The Sony RX100 II is one of the few compact cameras that actually lives up to its billing of “DSLR-quality” images, especially as regards dynamic range. Now, the RX100 II certainly isn’t on par with a full-frame DSLR like the A99 or even the RX1, but it can certainly hold its own against entry-level DSLRs with larger APS-C image sensors.
In our lab results, we were able to coax around 9.5 stops of dynamic range out of the RX100 II at base ISO. This is a little below the 10.5 stops we usually see from midrange DSLRs and newer cameras like the Olympus OM-D E-M1, but it’s right on par with entry-level APS-C cameras. What’s also impressive is how well the RX100 II performs through its ISO range, with stout DR performance right through ISO 800. After that things rather predictably fall off, but the ability to confidently shoot up to ISO 1600 with a point-and-shoot is no small feat.

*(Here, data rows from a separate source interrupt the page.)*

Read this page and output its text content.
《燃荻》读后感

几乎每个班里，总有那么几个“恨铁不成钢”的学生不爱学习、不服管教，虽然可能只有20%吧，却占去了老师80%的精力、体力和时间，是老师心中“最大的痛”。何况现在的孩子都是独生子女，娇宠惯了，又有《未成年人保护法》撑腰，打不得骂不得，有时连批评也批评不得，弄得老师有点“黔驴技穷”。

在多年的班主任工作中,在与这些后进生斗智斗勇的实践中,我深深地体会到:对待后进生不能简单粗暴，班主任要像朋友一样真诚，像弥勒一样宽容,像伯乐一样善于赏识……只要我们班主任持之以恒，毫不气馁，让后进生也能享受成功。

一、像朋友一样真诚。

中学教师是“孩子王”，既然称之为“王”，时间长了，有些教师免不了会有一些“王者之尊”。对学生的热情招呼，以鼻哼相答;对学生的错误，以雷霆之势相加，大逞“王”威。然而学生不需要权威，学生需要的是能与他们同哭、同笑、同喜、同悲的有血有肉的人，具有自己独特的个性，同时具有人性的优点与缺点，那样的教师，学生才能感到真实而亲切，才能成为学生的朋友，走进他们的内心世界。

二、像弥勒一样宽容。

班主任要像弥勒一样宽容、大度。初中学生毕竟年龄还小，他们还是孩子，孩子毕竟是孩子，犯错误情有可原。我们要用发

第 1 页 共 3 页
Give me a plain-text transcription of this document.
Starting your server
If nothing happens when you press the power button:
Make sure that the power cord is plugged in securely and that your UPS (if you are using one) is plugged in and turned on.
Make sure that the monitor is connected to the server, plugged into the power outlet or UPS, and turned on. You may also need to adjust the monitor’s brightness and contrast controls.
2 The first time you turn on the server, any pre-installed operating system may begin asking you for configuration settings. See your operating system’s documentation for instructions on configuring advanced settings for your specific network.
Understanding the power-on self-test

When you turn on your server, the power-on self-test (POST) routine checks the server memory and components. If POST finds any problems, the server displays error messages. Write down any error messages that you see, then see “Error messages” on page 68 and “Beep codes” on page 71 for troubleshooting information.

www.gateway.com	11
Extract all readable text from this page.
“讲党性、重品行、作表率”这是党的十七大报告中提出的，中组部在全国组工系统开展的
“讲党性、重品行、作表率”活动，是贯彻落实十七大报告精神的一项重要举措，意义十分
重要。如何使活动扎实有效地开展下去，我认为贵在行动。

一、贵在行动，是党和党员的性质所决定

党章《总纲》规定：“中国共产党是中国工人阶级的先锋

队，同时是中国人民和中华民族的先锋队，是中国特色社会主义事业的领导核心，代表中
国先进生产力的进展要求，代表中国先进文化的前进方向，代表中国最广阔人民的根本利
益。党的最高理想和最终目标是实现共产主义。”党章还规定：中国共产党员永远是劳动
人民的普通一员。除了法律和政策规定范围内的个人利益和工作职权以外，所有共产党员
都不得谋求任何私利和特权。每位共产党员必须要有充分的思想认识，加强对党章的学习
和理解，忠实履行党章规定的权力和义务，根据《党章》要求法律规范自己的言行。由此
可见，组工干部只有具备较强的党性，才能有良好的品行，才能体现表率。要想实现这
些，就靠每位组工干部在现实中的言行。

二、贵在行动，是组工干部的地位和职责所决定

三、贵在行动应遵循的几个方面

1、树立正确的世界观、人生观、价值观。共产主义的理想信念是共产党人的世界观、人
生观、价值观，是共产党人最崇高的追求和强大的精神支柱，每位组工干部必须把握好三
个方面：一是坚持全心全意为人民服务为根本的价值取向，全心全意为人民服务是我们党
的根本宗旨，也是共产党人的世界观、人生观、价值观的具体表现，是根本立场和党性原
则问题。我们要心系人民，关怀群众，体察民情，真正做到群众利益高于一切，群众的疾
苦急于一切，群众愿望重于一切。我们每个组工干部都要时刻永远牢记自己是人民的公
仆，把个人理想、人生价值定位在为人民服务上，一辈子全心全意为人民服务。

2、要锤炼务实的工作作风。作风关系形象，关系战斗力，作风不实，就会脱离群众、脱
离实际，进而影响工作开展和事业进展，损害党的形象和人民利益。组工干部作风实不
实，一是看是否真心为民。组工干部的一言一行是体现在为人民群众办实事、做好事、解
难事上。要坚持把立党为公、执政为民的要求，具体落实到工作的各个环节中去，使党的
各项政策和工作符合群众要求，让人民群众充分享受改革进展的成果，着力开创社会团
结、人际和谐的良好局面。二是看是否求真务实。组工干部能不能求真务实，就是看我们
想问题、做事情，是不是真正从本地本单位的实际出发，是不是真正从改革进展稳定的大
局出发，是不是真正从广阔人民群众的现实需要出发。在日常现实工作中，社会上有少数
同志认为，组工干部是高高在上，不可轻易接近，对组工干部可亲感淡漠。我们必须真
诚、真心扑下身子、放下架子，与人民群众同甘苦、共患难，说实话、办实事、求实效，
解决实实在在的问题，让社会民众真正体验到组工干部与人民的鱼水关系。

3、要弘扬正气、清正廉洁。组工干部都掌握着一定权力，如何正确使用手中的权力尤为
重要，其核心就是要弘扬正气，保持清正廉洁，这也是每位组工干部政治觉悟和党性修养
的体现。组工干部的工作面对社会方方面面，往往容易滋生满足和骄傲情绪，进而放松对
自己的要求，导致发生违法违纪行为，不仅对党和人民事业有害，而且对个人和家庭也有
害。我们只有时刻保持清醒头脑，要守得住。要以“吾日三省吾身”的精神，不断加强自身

Compared to the original RX100, the RX100 II comes out slightly ahead for dynamic range and noise performance. This is likely due to its backlit construction, which keeps noise levels down, especially in the shadows. The effect isn’t terribly dramatic, but it’s a small justification if the other additional features Sony added to the RX100 II pique your interest.
While Sony cameras traditionally don’t fare so well on our color accuracy test, it’s not generally because they are poor at figuring out what color temperature the scene is. While the RX100 II’s automatic white balance is only average, the custom white balance is excellent.
In our lab tests we found the RX100 II’s automatic white balance was off by around 300 kelvins on average in daylight and fluorescent light settings. Incandescent lights proved much trickier, with the RX100 II off by over 2300 kelvins.
If you take the time to capture a custom white balance, performance is much better. In our custom white balance test under the same three lighting conditions, the RX100 II was off by no more than 75 kelvins on average, which is practically perfect. While for most shots having picture-perfect white balance isn’t essential, the ability to cope with tricky mixed lighting with a quick custom measurement is a nice advantage to have.
While the RX100 II’s claim to fame is not lightning quick burst speeds, it was certainly no slouch in our continuous shooting test. In our lab we found it was capable of continuous shooting of around 8 frames per second with focus locked on the first frame. It sustained that rate for around 20 frames before slowing down, though it takes some time to clear the buffer before you can shoot another burst.